3.    Office Romance (Служебный роман) (1977)


Director: Eldar Ryazanov
Notable actors: Andrei Myagkov, Alisa Freindlich
Genre: Romantic Comedy
Running time: 159 minutes

This romcom is often watched on International Women’s Day (8th March), perhaps because the lead role is dominated, unusually, by a woman. Set in Moscow in the late 1970s, the film tells the story of Ludmila Kalugina – a strong and serious woman who works as the head of a statistical bureau – and her relationship with a subordinate in the company – Anatoly Novoseltsev. A lot of the comedy stems from the film’s use of language and play on words, which means that this is a film best watched when your Russian is at a substantially high level. 


4.    Ivan Vasilievich Changes Profession (Иван Васильевич меняет профессию) (1973)

Director: Leonid Gaidai
Notable actors: Aleksandr Demyanenko, Yuri Yakovlev
Genre: Comic Science Fiction
Running time: 93 minutes

Based on a play by Bulgakov, this film was a huge box office hit when it came out in the USSR in 1973, with approximately 60 million tickets sold that year. The premise of the film is comically absurd: an inventor in Moscow creates a time machine that accidentally transports his apartment building’s superintendent (Ivan Vasilievich) and another man back to the time of Ivan the Terrible, whilst bringing the Tsar himself into the 1970’s. What follows is a series of farcical scenes and mixups, as the group of men attempt to rectify their mistake and return everyone to their correct places. You’ll be surprised by how much this film makes you laugh!


5.    Burnt by the Sun (Утомлённые солнцем) (1994)

Director: Nikita Mikhalkov
Notable actors: Nikita Mikhalkov, Oleg Menshikov
Genre: Drama film/History
Running time: 151 minutes

This masterpiece by Mikhalkov – which won the Academy Award for ‘Best Foreign Language Film’ in 1994 – addresses an inconceivably tragic period of history: the Stalinist purges of the 1930s (or ‘The Great Terror’, as it is also known). Set in 1936 in an unnamed Russian village, the film follows Old Bolshevik General Kotov and his family. When a face from their past arrives unexpectedly, secrets from the past come to light, leading to tragic consequences for the Kotovs. The film not only gives you a good introduction to the period of the Stalinist Purges, but it also presents you with a vivid portrayal of Soviet country life in the 20th century. Your gaze will also, no doubt, be drawn to the excellent acting by six-year-old Nadezhda Mikhalkova, who, interestingly, is the child of the director, Mikhalkov, himself.

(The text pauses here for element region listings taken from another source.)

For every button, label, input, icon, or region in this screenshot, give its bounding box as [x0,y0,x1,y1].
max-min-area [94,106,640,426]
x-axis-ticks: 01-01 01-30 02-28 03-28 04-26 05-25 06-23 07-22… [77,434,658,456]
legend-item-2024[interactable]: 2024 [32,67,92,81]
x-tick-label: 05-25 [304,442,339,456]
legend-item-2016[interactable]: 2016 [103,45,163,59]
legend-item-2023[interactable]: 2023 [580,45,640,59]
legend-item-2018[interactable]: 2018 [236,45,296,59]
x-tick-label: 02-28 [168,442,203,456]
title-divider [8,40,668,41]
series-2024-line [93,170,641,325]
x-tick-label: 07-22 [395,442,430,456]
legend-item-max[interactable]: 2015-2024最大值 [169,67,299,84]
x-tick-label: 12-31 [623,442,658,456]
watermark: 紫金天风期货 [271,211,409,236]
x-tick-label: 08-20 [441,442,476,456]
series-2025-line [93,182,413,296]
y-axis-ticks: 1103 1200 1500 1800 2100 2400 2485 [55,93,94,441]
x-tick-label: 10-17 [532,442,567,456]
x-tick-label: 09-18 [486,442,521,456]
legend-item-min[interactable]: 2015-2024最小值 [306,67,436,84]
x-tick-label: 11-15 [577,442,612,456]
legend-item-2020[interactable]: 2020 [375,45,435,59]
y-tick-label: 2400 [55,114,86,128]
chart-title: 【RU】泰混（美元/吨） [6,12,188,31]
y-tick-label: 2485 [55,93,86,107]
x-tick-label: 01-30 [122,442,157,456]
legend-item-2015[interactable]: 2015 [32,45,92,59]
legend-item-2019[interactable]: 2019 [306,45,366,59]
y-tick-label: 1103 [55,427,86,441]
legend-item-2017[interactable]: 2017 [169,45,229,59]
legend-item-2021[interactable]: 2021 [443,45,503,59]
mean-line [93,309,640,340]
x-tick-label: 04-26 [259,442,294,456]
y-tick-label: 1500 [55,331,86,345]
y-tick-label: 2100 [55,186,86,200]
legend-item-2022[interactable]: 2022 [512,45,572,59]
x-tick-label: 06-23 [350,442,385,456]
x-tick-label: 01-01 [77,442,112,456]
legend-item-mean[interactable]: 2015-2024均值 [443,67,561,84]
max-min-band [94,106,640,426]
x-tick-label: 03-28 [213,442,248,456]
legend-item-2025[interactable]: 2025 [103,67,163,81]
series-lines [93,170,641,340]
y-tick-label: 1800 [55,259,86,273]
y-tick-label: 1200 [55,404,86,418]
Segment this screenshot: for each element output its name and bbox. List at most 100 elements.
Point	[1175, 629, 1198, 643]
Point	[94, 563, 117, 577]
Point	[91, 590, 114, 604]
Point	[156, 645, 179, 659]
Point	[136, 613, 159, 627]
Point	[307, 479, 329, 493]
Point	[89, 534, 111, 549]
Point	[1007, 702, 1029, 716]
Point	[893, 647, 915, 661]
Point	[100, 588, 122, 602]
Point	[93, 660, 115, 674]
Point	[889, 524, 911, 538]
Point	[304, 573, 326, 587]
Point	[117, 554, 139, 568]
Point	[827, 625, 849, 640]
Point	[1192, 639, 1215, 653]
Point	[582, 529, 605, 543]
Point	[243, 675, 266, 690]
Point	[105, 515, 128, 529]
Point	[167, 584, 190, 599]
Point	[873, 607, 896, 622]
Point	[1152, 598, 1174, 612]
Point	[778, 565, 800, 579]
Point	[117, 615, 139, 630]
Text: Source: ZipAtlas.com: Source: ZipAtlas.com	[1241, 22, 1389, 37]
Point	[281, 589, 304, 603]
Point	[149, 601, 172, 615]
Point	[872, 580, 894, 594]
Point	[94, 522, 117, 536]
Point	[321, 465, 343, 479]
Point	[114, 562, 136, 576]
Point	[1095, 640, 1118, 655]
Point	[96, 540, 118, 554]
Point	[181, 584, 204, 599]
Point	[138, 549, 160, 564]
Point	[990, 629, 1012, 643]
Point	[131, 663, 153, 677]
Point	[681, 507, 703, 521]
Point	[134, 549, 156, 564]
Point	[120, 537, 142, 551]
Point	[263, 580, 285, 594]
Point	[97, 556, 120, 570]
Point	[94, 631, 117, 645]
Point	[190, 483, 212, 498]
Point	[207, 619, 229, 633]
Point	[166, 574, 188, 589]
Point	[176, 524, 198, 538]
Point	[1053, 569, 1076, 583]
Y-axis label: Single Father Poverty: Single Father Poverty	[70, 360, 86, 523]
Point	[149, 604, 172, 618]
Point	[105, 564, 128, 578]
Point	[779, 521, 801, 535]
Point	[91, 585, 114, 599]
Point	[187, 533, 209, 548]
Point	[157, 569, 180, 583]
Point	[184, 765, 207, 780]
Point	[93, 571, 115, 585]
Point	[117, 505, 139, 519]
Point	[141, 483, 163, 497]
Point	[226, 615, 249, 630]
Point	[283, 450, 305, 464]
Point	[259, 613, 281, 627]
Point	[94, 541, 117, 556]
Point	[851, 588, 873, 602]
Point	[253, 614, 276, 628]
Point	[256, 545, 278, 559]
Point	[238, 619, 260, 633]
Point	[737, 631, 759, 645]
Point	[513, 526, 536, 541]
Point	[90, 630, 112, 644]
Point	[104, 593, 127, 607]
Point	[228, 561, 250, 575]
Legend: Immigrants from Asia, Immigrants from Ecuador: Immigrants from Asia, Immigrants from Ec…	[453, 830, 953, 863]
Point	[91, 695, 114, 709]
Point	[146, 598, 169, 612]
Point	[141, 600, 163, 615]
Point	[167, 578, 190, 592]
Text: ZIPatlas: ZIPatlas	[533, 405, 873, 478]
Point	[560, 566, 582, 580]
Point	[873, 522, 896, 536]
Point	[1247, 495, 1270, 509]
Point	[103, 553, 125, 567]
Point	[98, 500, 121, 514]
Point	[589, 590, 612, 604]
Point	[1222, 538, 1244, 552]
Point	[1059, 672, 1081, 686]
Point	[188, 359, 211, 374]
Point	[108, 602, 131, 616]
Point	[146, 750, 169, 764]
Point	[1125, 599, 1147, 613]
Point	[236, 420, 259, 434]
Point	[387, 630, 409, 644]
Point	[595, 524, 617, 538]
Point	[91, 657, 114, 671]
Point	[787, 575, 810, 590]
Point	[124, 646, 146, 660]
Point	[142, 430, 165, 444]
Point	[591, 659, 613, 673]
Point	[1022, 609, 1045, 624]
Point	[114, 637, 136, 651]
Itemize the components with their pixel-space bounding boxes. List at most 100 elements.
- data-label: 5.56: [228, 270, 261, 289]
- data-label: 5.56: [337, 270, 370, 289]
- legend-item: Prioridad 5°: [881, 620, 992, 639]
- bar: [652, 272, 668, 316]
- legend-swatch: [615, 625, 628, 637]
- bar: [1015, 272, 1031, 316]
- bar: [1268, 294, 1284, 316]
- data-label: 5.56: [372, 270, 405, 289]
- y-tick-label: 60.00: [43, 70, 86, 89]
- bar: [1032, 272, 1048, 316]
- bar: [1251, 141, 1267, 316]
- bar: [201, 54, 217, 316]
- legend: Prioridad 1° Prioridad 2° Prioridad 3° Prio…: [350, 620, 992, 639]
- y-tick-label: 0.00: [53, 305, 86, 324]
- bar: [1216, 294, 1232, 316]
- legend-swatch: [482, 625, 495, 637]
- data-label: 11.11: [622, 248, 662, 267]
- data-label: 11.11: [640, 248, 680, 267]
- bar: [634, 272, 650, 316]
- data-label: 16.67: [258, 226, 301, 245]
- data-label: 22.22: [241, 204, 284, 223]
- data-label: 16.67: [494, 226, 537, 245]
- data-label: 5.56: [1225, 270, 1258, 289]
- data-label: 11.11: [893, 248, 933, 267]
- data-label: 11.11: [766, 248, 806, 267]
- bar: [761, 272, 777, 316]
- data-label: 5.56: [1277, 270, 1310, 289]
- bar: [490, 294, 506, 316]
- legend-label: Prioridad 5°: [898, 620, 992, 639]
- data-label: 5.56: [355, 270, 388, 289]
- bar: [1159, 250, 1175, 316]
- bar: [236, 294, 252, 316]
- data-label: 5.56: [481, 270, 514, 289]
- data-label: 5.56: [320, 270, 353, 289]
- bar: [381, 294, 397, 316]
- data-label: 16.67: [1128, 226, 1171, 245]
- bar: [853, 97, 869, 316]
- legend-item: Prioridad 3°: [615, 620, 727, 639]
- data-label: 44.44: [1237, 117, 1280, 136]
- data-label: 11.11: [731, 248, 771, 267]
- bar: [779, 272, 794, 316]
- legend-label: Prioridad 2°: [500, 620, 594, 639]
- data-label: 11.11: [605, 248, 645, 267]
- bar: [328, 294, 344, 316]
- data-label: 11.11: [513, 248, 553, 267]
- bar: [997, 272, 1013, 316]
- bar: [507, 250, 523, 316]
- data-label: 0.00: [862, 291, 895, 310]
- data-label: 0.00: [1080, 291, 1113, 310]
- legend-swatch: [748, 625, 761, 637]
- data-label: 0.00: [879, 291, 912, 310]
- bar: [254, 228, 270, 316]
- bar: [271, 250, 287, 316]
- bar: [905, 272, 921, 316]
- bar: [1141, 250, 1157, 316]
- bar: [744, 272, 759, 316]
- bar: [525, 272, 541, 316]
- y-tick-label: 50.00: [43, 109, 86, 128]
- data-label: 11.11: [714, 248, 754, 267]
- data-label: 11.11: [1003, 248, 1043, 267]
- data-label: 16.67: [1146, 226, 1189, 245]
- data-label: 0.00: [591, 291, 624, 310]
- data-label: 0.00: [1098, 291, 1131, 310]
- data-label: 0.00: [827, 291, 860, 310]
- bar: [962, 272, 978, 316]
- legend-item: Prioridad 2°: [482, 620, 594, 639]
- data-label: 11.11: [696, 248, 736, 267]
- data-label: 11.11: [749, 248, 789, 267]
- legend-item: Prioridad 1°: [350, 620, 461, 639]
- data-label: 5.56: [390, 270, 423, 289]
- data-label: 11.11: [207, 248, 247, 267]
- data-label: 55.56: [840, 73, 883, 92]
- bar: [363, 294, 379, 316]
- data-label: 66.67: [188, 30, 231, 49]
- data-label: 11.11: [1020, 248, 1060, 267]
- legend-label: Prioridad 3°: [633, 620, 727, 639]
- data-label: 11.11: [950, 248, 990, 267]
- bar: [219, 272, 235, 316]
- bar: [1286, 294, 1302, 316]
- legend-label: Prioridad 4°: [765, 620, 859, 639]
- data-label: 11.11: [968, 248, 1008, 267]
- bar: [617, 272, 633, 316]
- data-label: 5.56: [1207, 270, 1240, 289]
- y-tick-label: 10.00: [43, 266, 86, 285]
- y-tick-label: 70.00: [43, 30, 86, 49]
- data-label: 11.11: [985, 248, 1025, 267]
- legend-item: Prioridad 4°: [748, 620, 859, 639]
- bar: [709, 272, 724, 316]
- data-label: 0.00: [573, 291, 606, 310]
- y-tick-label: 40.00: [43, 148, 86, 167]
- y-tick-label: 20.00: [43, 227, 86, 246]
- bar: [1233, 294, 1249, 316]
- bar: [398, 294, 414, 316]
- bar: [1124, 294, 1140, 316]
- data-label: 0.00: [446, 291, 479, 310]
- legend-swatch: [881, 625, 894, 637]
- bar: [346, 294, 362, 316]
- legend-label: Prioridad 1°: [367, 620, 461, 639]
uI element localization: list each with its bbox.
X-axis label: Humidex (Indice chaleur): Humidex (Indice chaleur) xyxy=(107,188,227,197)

6.    Diamond Arm (Бриллиантовая рука) (1969)


Director: Leonid Gaidai.
Notable actors: Yuri Nikulin
Genre: Adventure/Comedy
Running time: 94 minutes

This comedy film by Gaidai very quickly became a cult film after its release in 1969. In the year of its release, 76 million tickets were sold, making it the biggest ever hit in Soviet film history. The farcical plot of the film is actually based on a true story about Swiss smugglers who attempted to transport jewels by concealing them in a plaster cast. In the film, Semyon Gorbunkov – your typical ‘ordinary Soviet citizen’ – is mistaken for a courier by the smugglers’ accomplices, and he ends up having the jewels placed on him, rather than on the actual courier. The rest of the film follows his attempts to right this wrong and the smugglers’ attempts to get the jewels back.


So, if you’re wondering how to celebrate this year’s ‘Day of Russian Cinema’, we recommend spending a portion of the day watching a Russian film – it’s an easy and fun way to improve your Russian!